Greg Kopel of Blanco says seeing Colvin fight for the first time, he knew he had tremendous potential. “We saw him as an amateur and were blown away. You could see his fierce desire. It stood out. Kurtiss has a personality and style of fighting that step off the page.”


Tate has some strong words about his fighter’s destiny. “You get Kurtiss in a championship fight I guarantee he will deliver. He wants it so bad it’s all he talks about. He pays the price. I don’t know too many boxers who will do forty rounds in one session. This kid will go in there and do forty rounds with thirty second rests.”


Tate also says Colvins unique fighting style will prove advantageous as he moves up the ladder.

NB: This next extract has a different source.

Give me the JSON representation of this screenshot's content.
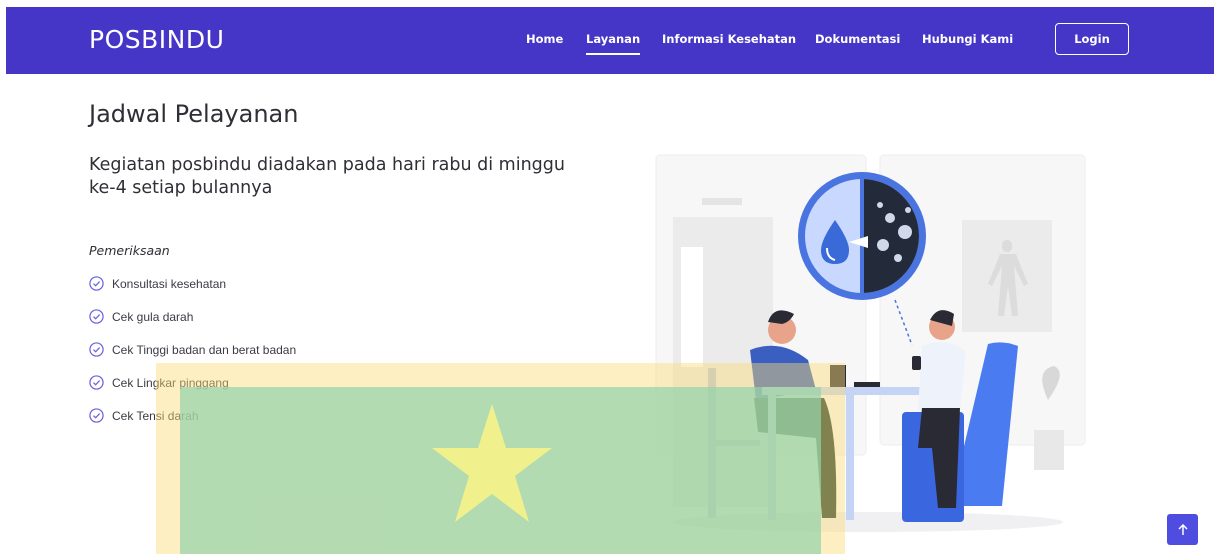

“Kurtiss is the kind of fighter that does his own thing because he’s in his in own world. He can be relaxed sometimes and sometimes he goes all out. It’s hard to really describe him, which is good because it’ll be hard for people to figure him out. We’ll work on something but the day of the fight he’ll do something totally different, but it works for him, so I leave it alone.”


Colvin says he knows his animated demeanor in the ring can be mistaken for cockiness. “When I box, I have so much fun. A lot of people see it as cocky, but I’m really just having fun. I train so hard in the gym and give it my all and sometimes I hate those days of training, but when I fight, that’s the fun part of it. That’s when I have fun and showcase my talent.”